Anyone who is subject to emergency detention under the Act must be transported to an approved facility. Photo: File.

ACT Minister for Mental Health Shane Rattenbury has flagged reforms to the Mental Health Act after ACT paramedics have recorded more than a fourfold increase in the number of emergency detentions in one year.

Mr Rattenbury said he has asked chief psychiatrist Denise Riordan and Emergency Services Commissioner Georgeina Whelan to immediately investigate the unexplained increase in emergency apprehensions made by members of the ACT Ambulance Service (ACTAS).

A spokesperson from the Canberra Health Services (CHS) said they are working closely with ACT Ambulance to ensure that emergency services are responding to mental health crises in an appropriate way.

“The Health Directorate, CHS and the Chief Psychiatrist are currently investigating opportunities for reform to ensure this section of the Act is invoked as appropriate, and ways ACTAS and CHS services can collaborate to provide care to people experiencing mental health crisis,” they said in a statement.

“This will also consider whether any policy or legislative adjustments are needed.”

Laws introduced in March 2016 gave ACT paramedics emergency detention powers if a person with a mental disorder or mental illness “has attempted or is likely to attempt suicide or to inflict serious harm on themselves or another person; or … the person’s condition will deteriorate within three days to such an extent that they would require immediate treatment, care or support”.

Anyone who is subject to emergency detention under the Act must be transported to an approved facility, such as the Canberra Hospital Emergency Department, for assessment by an approved medical officer.

There has been a 60 per cent increase in emergency apprehensions on patients with mental health problems in the last year according to the Chief Psychiatrist’s annual report, with paramedics making 1,171 detentions in the 2018-19 financial year.

In previous years, 171 and 273 people were apprehended by paramedics, with last year’s total apprehensions totalling 1,271, marking a 430 per cent increase in emergency detentions by paramedics in 2018-19.

This diversion, coupled with an exponential increase in the emergency detention of people with mental illnesses has led to the inundation of Canberra Hospital’s emergency room.
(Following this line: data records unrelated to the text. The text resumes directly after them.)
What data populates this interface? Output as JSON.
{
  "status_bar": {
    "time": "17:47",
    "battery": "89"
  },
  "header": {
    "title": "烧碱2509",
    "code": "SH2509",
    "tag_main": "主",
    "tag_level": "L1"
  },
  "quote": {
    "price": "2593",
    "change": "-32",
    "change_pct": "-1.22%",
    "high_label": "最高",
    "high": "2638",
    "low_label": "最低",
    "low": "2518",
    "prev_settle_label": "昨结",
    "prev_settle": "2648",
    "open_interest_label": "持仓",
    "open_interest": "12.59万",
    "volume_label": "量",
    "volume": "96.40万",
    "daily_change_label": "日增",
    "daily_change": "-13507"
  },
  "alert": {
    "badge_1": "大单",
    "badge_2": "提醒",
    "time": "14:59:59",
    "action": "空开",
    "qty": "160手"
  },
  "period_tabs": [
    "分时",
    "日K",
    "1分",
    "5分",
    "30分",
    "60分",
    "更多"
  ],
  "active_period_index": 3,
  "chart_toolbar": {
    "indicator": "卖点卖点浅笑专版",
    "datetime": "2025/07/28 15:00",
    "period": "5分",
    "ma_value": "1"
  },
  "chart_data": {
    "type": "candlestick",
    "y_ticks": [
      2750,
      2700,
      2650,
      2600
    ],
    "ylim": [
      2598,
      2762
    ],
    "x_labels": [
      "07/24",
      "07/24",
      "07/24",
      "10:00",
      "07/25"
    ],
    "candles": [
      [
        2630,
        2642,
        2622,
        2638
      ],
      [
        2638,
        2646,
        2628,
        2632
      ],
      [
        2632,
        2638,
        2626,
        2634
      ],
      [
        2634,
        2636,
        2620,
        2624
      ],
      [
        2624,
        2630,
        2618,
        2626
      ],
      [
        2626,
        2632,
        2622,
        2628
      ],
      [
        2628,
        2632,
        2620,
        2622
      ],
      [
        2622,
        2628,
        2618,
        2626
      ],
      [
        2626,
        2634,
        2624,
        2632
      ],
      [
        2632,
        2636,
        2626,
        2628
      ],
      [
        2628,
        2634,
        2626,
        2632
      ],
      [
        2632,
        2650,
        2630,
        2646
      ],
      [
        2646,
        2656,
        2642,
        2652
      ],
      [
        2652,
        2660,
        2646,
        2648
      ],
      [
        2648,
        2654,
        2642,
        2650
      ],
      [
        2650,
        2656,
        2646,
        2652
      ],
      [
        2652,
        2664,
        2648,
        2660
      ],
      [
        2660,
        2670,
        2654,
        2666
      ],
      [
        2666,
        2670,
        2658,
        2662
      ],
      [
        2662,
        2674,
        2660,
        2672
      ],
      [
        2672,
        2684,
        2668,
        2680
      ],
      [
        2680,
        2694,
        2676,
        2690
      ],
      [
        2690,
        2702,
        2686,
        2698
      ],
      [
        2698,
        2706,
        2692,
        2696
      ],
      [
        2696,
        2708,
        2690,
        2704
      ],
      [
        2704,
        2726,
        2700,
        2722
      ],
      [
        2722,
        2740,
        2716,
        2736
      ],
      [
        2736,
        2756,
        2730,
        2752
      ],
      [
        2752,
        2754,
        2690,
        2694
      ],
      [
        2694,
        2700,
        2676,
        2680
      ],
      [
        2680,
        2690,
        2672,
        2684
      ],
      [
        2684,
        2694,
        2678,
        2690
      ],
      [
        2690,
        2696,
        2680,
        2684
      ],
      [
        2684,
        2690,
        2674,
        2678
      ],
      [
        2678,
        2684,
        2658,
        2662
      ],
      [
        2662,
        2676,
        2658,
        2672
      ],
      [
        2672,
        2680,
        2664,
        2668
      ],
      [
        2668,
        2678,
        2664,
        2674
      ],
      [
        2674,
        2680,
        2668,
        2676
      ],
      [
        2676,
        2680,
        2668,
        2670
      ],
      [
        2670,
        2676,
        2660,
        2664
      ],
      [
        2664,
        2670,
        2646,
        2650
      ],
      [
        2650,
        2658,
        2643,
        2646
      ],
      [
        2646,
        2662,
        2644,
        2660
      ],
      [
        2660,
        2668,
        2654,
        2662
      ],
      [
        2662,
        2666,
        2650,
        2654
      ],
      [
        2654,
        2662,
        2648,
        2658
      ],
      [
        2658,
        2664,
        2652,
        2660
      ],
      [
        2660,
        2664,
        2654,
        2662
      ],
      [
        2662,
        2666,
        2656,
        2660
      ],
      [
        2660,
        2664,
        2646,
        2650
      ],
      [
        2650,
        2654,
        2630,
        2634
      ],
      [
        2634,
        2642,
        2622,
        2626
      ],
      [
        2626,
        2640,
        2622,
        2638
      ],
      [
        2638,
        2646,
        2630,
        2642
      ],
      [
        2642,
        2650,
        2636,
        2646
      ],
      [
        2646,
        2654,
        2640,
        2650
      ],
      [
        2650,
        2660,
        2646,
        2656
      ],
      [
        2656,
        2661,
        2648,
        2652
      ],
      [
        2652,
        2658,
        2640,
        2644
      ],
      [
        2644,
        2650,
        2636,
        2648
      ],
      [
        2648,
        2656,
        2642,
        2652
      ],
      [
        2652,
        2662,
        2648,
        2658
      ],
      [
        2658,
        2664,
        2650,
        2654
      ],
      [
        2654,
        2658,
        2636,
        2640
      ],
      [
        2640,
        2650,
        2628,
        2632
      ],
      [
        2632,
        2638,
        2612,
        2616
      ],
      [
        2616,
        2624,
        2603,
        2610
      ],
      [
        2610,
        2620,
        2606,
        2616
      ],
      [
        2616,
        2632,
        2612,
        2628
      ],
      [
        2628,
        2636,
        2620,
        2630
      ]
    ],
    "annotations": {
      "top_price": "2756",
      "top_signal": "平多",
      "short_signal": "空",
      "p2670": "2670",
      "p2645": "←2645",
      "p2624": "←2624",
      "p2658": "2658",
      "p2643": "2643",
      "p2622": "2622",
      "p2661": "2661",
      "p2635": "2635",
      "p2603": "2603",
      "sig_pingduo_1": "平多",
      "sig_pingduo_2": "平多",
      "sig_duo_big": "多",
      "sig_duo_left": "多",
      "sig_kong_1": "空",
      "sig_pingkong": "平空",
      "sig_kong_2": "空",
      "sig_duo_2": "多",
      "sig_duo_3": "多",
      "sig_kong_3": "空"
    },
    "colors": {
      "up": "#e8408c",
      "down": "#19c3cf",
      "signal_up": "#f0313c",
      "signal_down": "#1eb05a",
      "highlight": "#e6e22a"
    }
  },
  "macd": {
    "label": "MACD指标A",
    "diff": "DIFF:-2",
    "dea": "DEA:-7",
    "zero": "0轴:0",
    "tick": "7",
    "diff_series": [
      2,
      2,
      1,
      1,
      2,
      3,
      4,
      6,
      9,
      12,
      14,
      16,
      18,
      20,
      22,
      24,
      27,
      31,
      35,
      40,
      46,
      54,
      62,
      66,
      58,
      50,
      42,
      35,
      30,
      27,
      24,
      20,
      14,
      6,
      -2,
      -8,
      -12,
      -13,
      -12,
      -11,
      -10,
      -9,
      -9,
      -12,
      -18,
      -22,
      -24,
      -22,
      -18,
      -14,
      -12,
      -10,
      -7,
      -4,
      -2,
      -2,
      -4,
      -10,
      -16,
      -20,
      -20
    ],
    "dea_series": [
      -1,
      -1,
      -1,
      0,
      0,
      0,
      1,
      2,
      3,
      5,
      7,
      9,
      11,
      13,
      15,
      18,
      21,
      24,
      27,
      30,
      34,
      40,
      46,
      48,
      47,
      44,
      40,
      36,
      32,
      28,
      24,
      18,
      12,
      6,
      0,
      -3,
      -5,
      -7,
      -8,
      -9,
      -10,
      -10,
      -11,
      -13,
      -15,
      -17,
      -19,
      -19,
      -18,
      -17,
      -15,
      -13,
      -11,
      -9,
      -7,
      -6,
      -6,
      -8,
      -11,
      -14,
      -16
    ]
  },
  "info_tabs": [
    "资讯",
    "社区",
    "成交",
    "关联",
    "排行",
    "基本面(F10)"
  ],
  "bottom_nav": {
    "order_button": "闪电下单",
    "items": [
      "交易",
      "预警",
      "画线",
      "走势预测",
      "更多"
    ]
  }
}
The hospital has admitted that it doesn’t have enough psychiatric beds to meet the demand, inflicting more stress on waiting times within the already resource-stretched department.

The CHS says it is working on a multi-faceted approach in order to reduce the number of patients who end up in emergency departments.

“We are also working extensively to set up the Police, Ambulance and Clinician Early Response (PACER) model of care.,” the CHS statement says.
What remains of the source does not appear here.